Я услышал свою фамилию в этом списке, но мне и в голову не могло прийти, что это я. Ведущий собрания объявляет: «Все. Комитет остается, а все остальные могут идти». Я иду к двери, но он меня у двери останавливает: «Подожди, мы же тебя избрали в комитет!» Так в июле 1940 года я оказался в комитете таллинского горкома комсомола.
А поскольку я служил в армии, то все солдаты, которые приходили в комсомол, обращались ко мне. Через некоторое время в составе ЦК комсомола создали солдатское бюро, которое я возглавил. И все летние месяцы 1940 года я занимался комсомольскими делами.
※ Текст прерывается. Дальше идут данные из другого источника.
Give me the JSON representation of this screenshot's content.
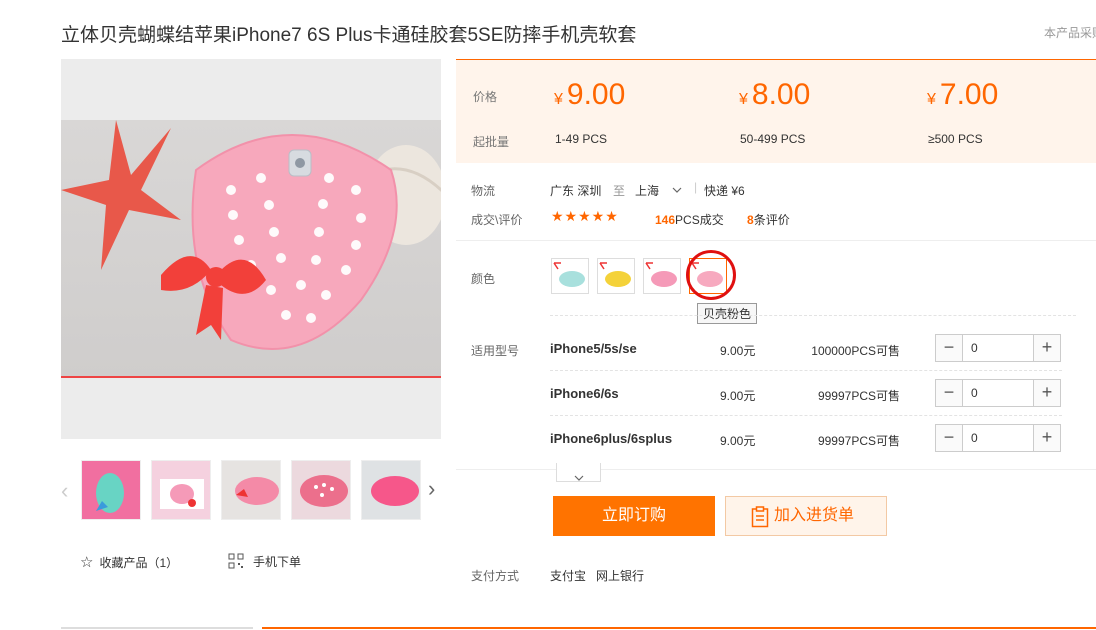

Помню выборы, которые проводились по существовавшему закону, и армия в них участия не принимала, то есть солдаты срочной службы не могли голосовать. Я начал в своей части бурную кампанию, что, мол, мы должны потребовать, чтобы и нам разрешили принять участие в выборах, потому что это все выдумки старого порядка, а теперь демократия, и почему это солдаты не будут голосовать... Я призывал идти на демонстрацию и требовать для солдат права участия в выборах.
—Надо же! Получается, семь десятилетий назад в вопросе выборов демократии было больше...
—Осенью, после того как Эстония вошла в состав СССР, бывшую эстонскую буржуазную армию, которая пару месяцев была Народной, преобразовали в 22-й территориальный корпус Красной Армии. Поскольку армейские комсомольские дела перешли в ведение политотдела этого корпуса, то существование солдатского бюро при ЦК комсомола Эстонии стало ненужным.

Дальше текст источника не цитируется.